When I was inducted into The Honor Society of Phi Kappa Phi after graduating with honors from the University of the Philippines, never in my wildest dreams did I see myself publishing an article in the organization's quarterly magazine, publishing out of its headquarters in Baton Rouge, Louisiana. And what a treat to also see my book featured again, more prominently this time, on their bookshelf! I am immensely grateful to Danny Heitman, editor of Phi Kappa Phi's Forum Magazine, for the invitation to write an essay for their winter-themed issue. In the midst of so much darkness and despair, it gives me so much hope to encounter kindness from afar. The issue is print-only right now, but will be made available online in the coming weeks.
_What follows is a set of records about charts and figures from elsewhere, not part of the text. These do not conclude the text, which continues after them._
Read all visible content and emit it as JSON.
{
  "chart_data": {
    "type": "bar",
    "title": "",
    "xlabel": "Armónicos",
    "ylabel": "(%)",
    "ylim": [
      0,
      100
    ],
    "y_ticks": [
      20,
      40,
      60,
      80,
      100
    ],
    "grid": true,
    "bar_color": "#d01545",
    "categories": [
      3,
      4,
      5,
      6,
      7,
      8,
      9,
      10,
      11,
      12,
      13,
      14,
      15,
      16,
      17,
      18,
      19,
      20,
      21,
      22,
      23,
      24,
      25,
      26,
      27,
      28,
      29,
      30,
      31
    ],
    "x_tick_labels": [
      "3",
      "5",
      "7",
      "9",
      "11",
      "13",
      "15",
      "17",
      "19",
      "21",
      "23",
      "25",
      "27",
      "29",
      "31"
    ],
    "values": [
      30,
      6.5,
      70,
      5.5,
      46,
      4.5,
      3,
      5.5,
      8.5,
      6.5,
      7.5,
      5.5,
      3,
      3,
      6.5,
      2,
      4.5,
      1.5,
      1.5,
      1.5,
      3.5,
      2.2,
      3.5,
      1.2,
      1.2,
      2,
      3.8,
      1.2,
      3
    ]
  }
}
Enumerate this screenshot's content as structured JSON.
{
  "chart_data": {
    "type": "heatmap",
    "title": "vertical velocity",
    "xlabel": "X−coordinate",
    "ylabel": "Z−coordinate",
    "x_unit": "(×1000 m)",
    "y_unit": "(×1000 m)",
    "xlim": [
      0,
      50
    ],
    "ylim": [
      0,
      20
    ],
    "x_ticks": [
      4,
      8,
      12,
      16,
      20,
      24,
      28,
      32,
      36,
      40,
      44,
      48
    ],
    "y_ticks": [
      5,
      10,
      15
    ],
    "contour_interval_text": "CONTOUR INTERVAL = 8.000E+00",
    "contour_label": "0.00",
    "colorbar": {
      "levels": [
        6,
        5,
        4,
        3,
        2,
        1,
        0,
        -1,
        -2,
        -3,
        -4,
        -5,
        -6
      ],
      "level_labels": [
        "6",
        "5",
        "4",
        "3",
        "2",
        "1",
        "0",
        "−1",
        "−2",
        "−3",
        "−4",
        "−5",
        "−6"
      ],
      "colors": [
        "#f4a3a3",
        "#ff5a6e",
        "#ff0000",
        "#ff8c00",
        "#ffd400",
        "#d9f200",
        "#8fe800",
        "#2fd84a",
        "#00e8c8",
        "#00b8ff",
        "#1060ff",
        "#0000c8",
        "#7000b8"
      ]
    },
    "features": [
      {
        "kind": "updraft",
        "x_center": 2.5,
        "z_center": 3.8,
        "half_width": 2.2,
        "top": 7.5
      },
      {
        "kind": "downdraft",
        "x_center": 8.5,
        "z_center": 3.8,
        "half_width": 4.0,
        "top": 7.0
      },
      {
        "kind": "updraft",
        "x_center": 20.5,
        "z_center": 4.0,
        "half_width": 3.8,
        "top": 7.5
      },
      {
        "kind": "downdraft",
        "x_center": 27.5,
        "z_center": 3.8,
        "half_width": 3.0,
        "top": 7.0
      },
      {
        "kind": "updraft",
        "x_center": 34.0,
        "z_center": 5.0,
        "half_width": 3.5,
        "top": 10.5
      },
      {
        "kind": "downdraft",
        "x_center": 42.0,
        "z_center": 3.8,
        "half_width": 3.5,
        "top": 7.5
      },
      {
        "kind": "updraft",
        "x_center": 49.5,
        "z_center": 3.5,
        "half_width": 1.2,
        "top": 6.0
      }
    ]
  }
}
Happy to see my book on the Phi Kappa Phi Forum bookshelf, in the company of other excellent books from PKP members! This appears in their Fall 2023 issue, in print and online.
...work hard on your novel inside your huge, light-filled studio, but don't forget to take long walks, pet friendly black cats, eat too many cookies and cakes, go to an exhibit featuring a poet and painter from Maine, lie down on freshly fallen snow while letting snowflakes fall on your face, enjoy meals prepared by a Filipino chef while making new friends, and watch the sun set on this beautiful lake on which your studio building stands. (So grateful for this gift.)
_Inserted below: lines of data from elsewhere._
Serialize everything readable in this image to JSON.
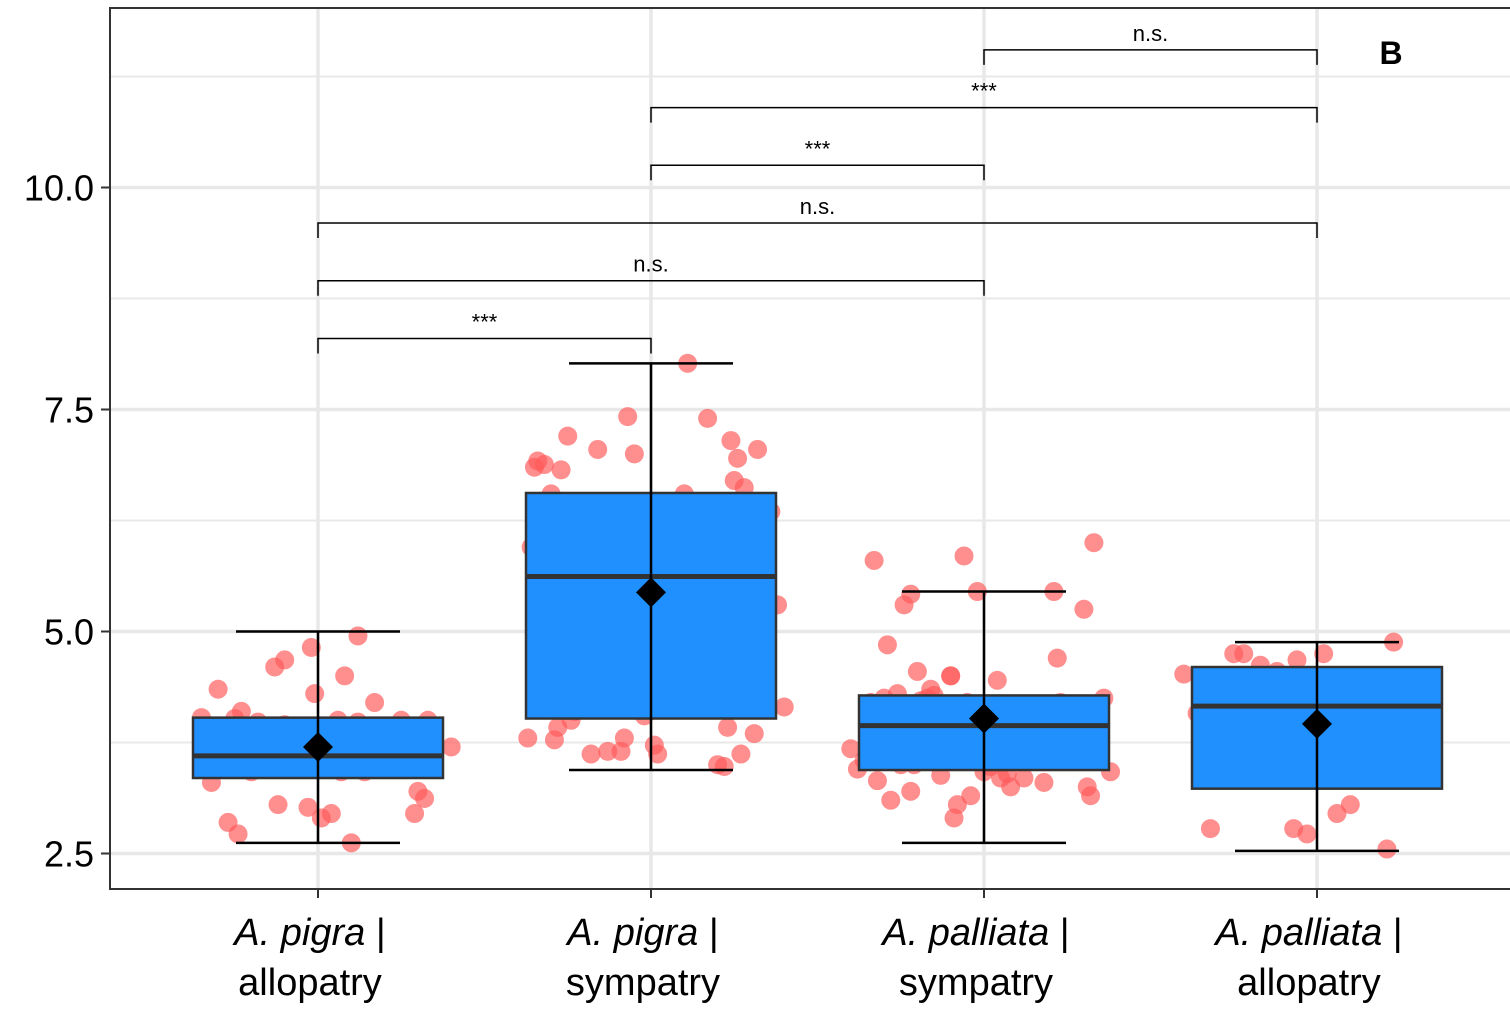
{
  "chart_data": {
    "type": "box",
    "panel_label": "B",
    "ylim": [
      2.0,
      12.0
    ],
    "y_ticks": [
      {
        "value": 2.5,
        "label": "2.5"
      },
      {
        "value": 5.0,
        "label": "5.0"
      },
      {
        "value": 7.5,
        "label": "7.5"
      },
      {
        "value": 10.0,
        "label": "10.0"
      }
    ],
    "grid": true,
    "categories": [
      {
        "species": "A. pigra",
        "sep": " |",
        "range": "allopatry"
      },
      {
        "species": "A. pigra",
        "sep": " |",
        "range": "sympatry"
      },
      {
        "species": "A. palliata",
        "sep": " |",
        "range": "sympatry"
      },
      {
        "species": "A. palliata",
        "sep": " |",
        "range": "allopatry"
      }
    ],
    "boxes": [
      {
        "whisker_low": 2.62,
        "q1": 3.35,
        "median": 3.6,
        "q3": 4.03,
        "whisker_high": 5.0,
        "mean": 3.7
      },
      {
        "whisker_low": 3.44,
        "q1": 4.02,
        "median": 5.62,
        "q3": 6.56,
        "whisker_high": 8.02,
        "mean": 5.44
      },
      {
        "whisker_low": 2.62,
        "q1": 3.44,
        "median": 3.94,
        "q3": 4.28,
        "whisker_high": 5.45,
        "mean": 4.02
      },
      {
        "whisker_low": 2.53,
        "q1": 3.23,
        "median": 4.16,
        "q3": 4.6,
        "whisker_high": 4.88,
        "mean": 3.96
      }
    ],
    "points": [
      [
        [
          -0.35,
          4.03
        ],
        [
          -0.34,
          3.48
        ],
        [
          -0.32,
          3.3
        ],
        [
          -0.3,
          4.35
        ],
        [
          -0.28,
          3.8
        ],
        [
          -0.27,
          2.85
        ],
        [
          -0.25,
          4.02
        ],
        [
          -0.24,
          2.72
        ],
        [
          -0.23,
          4.1
        ],
        [
          -0.2,
          3.42
        ],
        [
          -0.19,
          3.6
        ],
        [
          -0.18,
          3.98
        ],
        [
          -0.16,
          3.45
        ],
        [
          -0.15,
          3.52
        ],
        [
          -0.13,
          4.6
        ],
        [
          -0.12,
          3.05
        ],
        [
          -0.1,
          4.68
        ],
        [
          -0.1,
          3.95
        ],
        [
          -0.08,
          3.57
        ],
        [
          -0.06,
          3.48
        ],
        [
          -0.03,
          3.02
        ],
        [
          -0.02,
          4.82
        ],
        [
          -0.01,
          4.3
        ],
        [
          0.01,
          2.9
        ],
        [
          0.02,
          3.78
        ],
        [
          0.03,
          3.88
        ],
        [
          0.04,
          2.95
        ],
        [
          0.05,
          3.55
        ],
        [
          0.06,
          4.0
        ],
        [
          0.07,
          3.42
        ],
        [
          0.08,
          4.5
        ],
        [
          0.09,
          3.9
        ],
        [
          0.1,
          2.62
        ],
        [
          0.12,
          4.95
        ],
        [
          0.12,
          3.98
        ],
        [
          0.14,
          3.42
        ],
        [
          0.16,
          3.55
        ],
        [
          0.17,
          4.2
        ],
        [
          0.18,
          3.5
        ],
        [
          0.2,
          3.62
        ],
        [
          0.23,
          3.55
        ],
        [
          0.25,
          4.0
        ],
        [
          0.27,
          3.5
        ],
        [
          0.28,
          3.85
        ],
        [
          0.29,
          2.95
        ],
        [
          0.3,
          3.2
        ],
        [
          0.3,
          3.5
        ],
        [
          0.32,
          3.12
        ],
        [
          0.33,
          4.0
        ],
        [
          0.4,
          3.7
        ]
      ],
      [
        [
          -0.37,
          3.8
        ],
        [
          -0.36,
          5.95
        ],
        [
          -0.35,
          6.85
        ],
        [
          -0.34,
          6.92
        ],
        [
          -0.33,
          6.45
        ],
        [
          -0.32,
          6.88
        ],
        [
          -0.31,
          5.6
        ],
        [
          -0.3,
          6.55
        ],
        [
          -0.29,
          3.78
        ],
        [
          -0.28,
          3.92
        ],
        [
          -0.27,
          6.82
        ],
        [
          -0.26,
          5.55
        ],
        [
          -0.25,
          7.2
        ],
        [
          -0.24,
          4.0
        ],
        [
          -0.23,
          4.1
        ],
        [
          -0.22,
          5.65
        ],
        [
          -0.2,
          5.85
        ],
        [
          -0.19,
          5.12
        ],
        [
          -0.18,
          3.62
        ],
        [
          -0.17,
          5.7
        ],
        [
          -0.16,
          7.05
        ],
        [
          -0.15,
          6.18
        ],
        [
          -0.14,
          5.95
        ],
        [
          -0.13,
          3.65
        ],
        [
          -0.12,
          5.95
        ],
        [
          -0.12,
          4.38
        ],
        [
          -0.1,
          6.3
        ],
        [
          -0.09,
          4.8
        ],
        [
          -0.09,
          3.65
        ],
        [
          -0.08,
          3.8
        ],
        [
          -0.07,
          7.42
        ],
        [
          -0.05,
          7.0
        ],
        [
          -0.03,
          5.1
        ],
        [
          -0.02,
          4.05
        ],
        [
          -0.01,
          6.3
        ],
        [
          0.01,
          3.72
        ],
        [
          0.02,
          3.62
        ],
        [
          0.05,
          5.12
        ],
        [
          0.08,
          5.55
        ],
        [
          0.1,
          6.55
        ],
        [
          0.12,
          6.25
        ],
        [
          0.14,
          6.35
        ],
        [
          0.15,
          4.65
        ],
        [
          0.17,
          6.4
        ],
        [
          0.2,
          3.5
        ],
        [
          0.22,
          3.48
        ],
        [
          0.23,
          3.92
        ],
        [
          0.24,
          7.15
        ],
        [
          0.25,
          6.7
        ],
        [
          0.26,
          6.95
        ],
        [
          0.27,
          3.62
        ],
        [
          0.28,
          6.62
        ],
        [
          0.3,
          5.35
        ],
        [
          0.31,
          3.85
        ],
        [
          0.32,
          7.05
        ],
        [
          0.34,
          5.2
        ],
        [
          0.36,
          6.35
        ],
        [
          0.38,
          5.3
        ],
        [
          0.4,
          4.15
        ],
        [
          0.11,
          8.02
        ],
        [
          0.17,
          7.4
        ]
      ],
      [
        [
          -0.4,
          3.68
        ],
        [
          -0.38,
          3.45
        ],
        [
          -0.36,
          3.55
        ],
        [
          -0.34,
          4.2
        ],
        [
          -0.33,
          5.8
        ],
        [
          -0.32,
          3.32
        ],
        [
          -0.3,
          4.25
        ],
        [
          -0.29,
          4.85
        ],
        [
          -0.28,
          3.1
        ],
        [
          -0.27,
          3.62
        ],
        [
          -0.26,
          4.3
        ],
        [
          -0.25,
          3.5
        ],
        [
          -0.24,
          5.3
        ],
        [
          -0.23,
          4.1
        ],
        [
          -0.22,
          5.42
        ],
        [
          -0.22,
          3.2
        ],
        [
          -0.21,
          3.5
        ],
        [
          -0.2,
          4.55
        ],
        [
          -0.2,
          3.95
        ],
        [
          -0.19,
          4.22
        ],
        [
          -0.18,
          3.62
        ],
        [
          -0.17,
          4.25
        ],
        [
          -0.16,
          4.35
        ],
        [
          -0.15,
          4.28
        ],
        [
          -0.14,
          4.0
        ],
        [
          -0.13,
          3.38
        ],
        [
          -0.12,
          3.95
        ],
        [
          -0.11,
          4.12
        ],
        [
          -0.1,
          4.5
        ],
        [
          -0.1,
          4.5
        ],
        [
          -0.09,
          2.9
        ],
        [
          -0.08,
          3.05
        ],
        [
          -0.06,
          5.85
        ],
        [
          -0.05,
          4.2
        ],
        [
          -0.04,
          3.15
        ],
        [
          -0.03,
          4.15
        ],
        [
          -0.02,
          5.45
        ],
        [
          -0.01,
          3.72
        ],
        [
          0.0,
          3.42
        ],
        [
          0.02,
          3.48
        ],
        [
          0.03,
          3.62
        ],
        [
          0.04,
          4.45
        ],
        [
          0.05,
          3.35
        ],
        [
          0.06,
          3.55
        ],
        [
          0.07,
          3.4
        ],
        [
          0.08,
          3.25
        ],
        [
          0.1,
          3.8
        ],
        [
          0.11,
          3.72
        ],
        [
          0.12,
          3.35
        ],
        [
          0.13,
          4.08
        ],
        [
          0.15,
          3.62
        ],
        [
          0.17,
          4.02
        ],
        [
          0.18,
          3.3
        ],
        [
          0.2,
          3.7
        ],
        [
          0.21,
          5.45
        ],
        [
          0.22,
          4.7
        ],
        [
          0.23,
          4.2
        ],
        [
          0.25,
          3.8
        ],
        [
          0.28,
          3.95
        ],
        [
          0.3,
          5.25
        ],
        [
          0.31,
          3.25
        ],
        [
          0.32,
          3.15
        ],
        [
          0.33,
          6.0
        ],
        [
          0.34,
          3.55
        ],
        [
          0.36,
          4.25
        ],
        [
          0.38,
          3.42
        ]
      ],
      [
        [
          -0.4,
          4.52
        ],
        [
          -0.36,
          4.08
        ],
        [
          -0.32,
          2.78
        ],
        [
          -0.25,
          4.75
        ],
        [
          -0.22,
          4.75
        ],
        [
          -0.2,
          4.2
        ],
        [
          -0.17,
          4.62
        ],
        [
          -0.15,
          3.68
        ],
        [
          -0.13,
          4.5
        ],
        [
          -0.12,
          4.55
        ],
        [
          -0.1,
          4.08
        ],
        [
          -0.09,
          4.25
        ],
        [
          -0.07,
          2.78
        ],
        [
          -0.06,
          4.68
        ],
        [
          -0.03,
          2.72
        ],
        [
          0.02,
          4.75
        ],
        [
          0.06,
          2.95
        ],
        [
          0.1,
          3.05
        ],
        [
          0.15,
          3.95
        ],
        [
          0.18,
          4.45
        ],
        [
          0.21,
          2.55
        ],
        [
          0.23,
          4.88
        ],
        [
          0.2,
          4.1
        ]
      ]
    ],
    "comparisons": [
      {
        "from": 0,
        "to": 1,
        "y": 8.3,
        "label": "***"
      },
      {
        "from": 0,
        "to": 2,
        "y": 8.95,
        "label": "n.s."
      },
      {
        "from": 0,
        "to": 3,
        "y": 9.6,
        "label": "n.s."
      },
      {
        "from": 1,
        "to": 2,
        "y": 10.25,
        "label": "***"
      },
      {
        "from": 1,
        "to": 3,
        "y": 10.9,
        "label": "***"
      },
      {
        "from": 2,
        "to": 3,
        "y": 11.55,
        "label": "n.s."
      }
    ],
    "colors": {
      "box_fill": "#2190FF",
      "point": "#FF5A5A",
      "grid": "#E8E8E8",
      "panel_border": "#333333"
    }
  }
}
I'm honored to share that my essay, "My Father and W.B. Yeats," which appeared in The Hopkins Review last year, made it into the Notables list of this year's Best American Essays. This is my third BAE Notable citation, and it's for an essay I'm particularly proud of, about the power of poetry (particularly my father's poetry, and the poetry of William Butler Yeats) to connect us to the otherworldly and magical. It's also the most challenging essay I've written so far (I spent an entire month working on it full-time, wrestling meaning out of my sentences) and it received around maybe 12 rejections (give or take) before it found a home with The Hopkins Review. THR has generously made the essay available for free reading and downloading from Project Muse until November 15, 2023. I am so grateful for their support.
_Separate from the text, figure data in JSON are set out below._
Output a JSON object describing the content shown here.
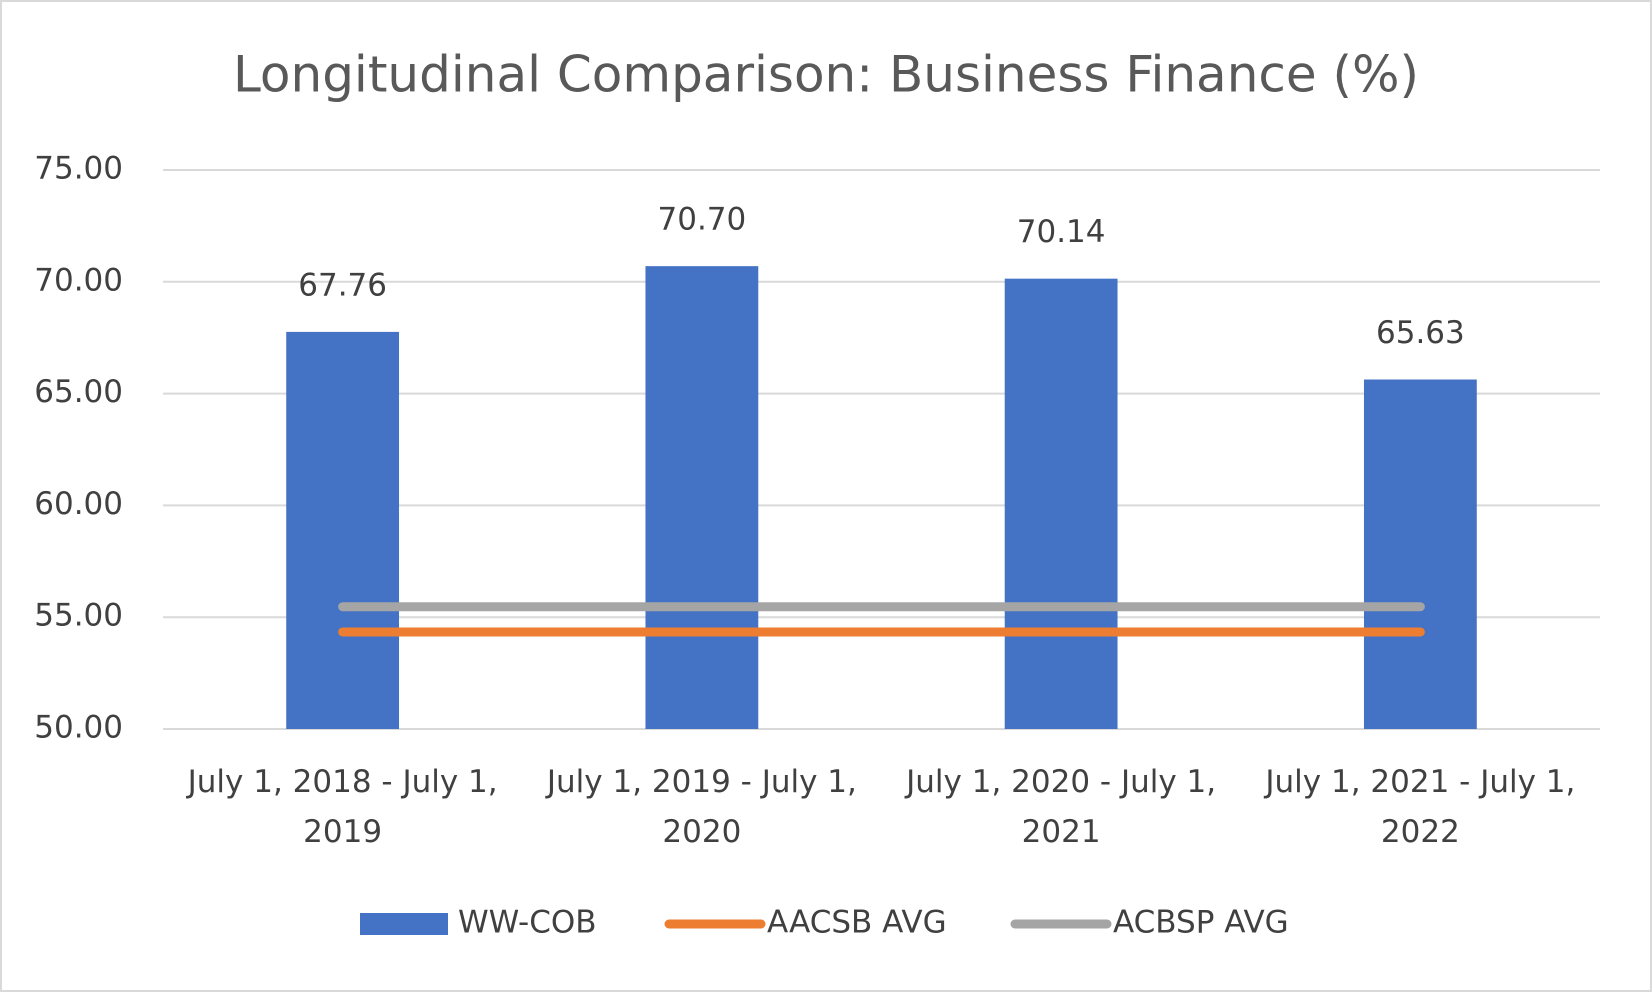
{
  "chart_data": {
    "type": "bar",
    "title": "Longitudinal Comparison: Business Finance (%)",
    "categories": [
      "July 1, 2018 - July 1, 2019",
      "July 1, 2019 - July 1, 2020",
      "July 1, 2020 - July 1, 2021",
      "July 1, 2021 - July 1, 2022"
    ],
    "series": [
      {
        "name": "WW-COB",
        "type": "bar",
        "color": "#4472c4",
        "values": [
          67.76,
          70.7,
          70.14,
          65.63
        ],
        "value_labels": [
          "67.76",
          "70.70",
          "70.14",
          "65.63"
        ]
      },
      {
        "name": "AACSB AVG",
        "type": "line",
        "color": "#ed7d31",
        "values": [
          54.34,
          54.34,
          54.34,
          54.34
        ]
      },
      {
        "name": "ACBSP AVG",
        "type": "line",
        "color": "#a5a5a5",
        "values": [
          55.47,
          55.47,
          55.47,
          55.47
        ]
      }
    ],
    "ylim": [
      50,
      75
    ],
    "yticks": [
      {
        "value": 50,
        "label": "50.00"
      },
      {
        "value": 55,
        "label": "55.00"
      },
      {
        "value": 60,
        "label": "60.00"
      },
      {
        "value": 65,
        "label": "65.00"
      },
      {
        "value": 70,
        "label": "70.00"
      },
      {
        "value": 75,
        "label": "75.00"
      }
    ],
    "grid": true,
    "legend": "bottom"
  }
}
I am overjoyed to see my lyric essay in the latest issue of Bennington Review! Written last year, this piece entitled, "5:45 pm in Eastbourne, Wellington," is a short, meditative essay about waiting in the dark for the Eastbourne ferry back to the city of Wellington, while reflecting on the sadness I felt over having to leave New Zealand after finishing my PhD. I also briefly mention trying to find one of Katherine Mansfield's childhood homes while in Eastbourne, before giving up because of the cold. Unfortunately the piece is only available in print, but you can purchase a copy here (it's a beautiful object with one of my mentors, the former Tomaz Salamun, in it) or request your local library to purchase it for you.
When I read this review of Love and Other Rituals on the Colorado Review/Center for Literary Publishing website this morning, I told myself, "now this is why I write." This is probably one of my favorite reviews of my book, made special by the fact that it's written by a young writer of color who's in the place I once was as an MFA student in America, trying to figure out how to represent my culture and write from it without exoticizing or playing into the white, colonialist gaze. I am so happy to know that my scrappy little small press book made its way into the hands of Bianca Melendrez Valenzuela, who made me feel so seen and appreciated as an author in this review! Read the full review here.
I am overjoyed to share that I have been selected for a fall artists' residency at Monson Arts in Maine! This follows a recent string of rejections and is a healthy reminder for me to never, ever give up. My application's writing sample was an excerpt from my novella, "Leaving Auckland," which appears in my debut story collection, Love and Other Rituals--and it's thrilling to see how a story I wrote about Filipino immigrants in New Zealand is now taking me to Maine. The writing life is indeed full of setbacks and disappointments, but it can also take you to unexpected places--isn't that the beauty of art as it breaks down barriers and connects us across the distances?
This was one of the most enjoyable author interviews I've done, perhaps because Greg and I go back a long way--we first met in 2010 as incoming fellows at the Michener Center for Writers. I am so proud of him, and so happy that his memoir containing so much of his brilliant hilariousness is out in the world. Read our conversation here and then buy his book!
Thank you to Rene Nonoy Molina for inviting me to guest on his podcast featuring the lives and stories of Filipinos in Aotearoa New Zealand! Watch our conversation here.
After sitting on this for months, I am so, so thrilled to share that my essay collection about grief, home, and belonging, set in the Philippines, the US, and New Zealand, has found a home with Northwestern University Press under its Curbstone imprint, with a tentative publication schedule of Fall 2024. I owe this to the inimitable Marisa Siegel, who picked up my manuscript from the slush and steered it through the lengthy approval process with NUP. She is truly my fairy godmother.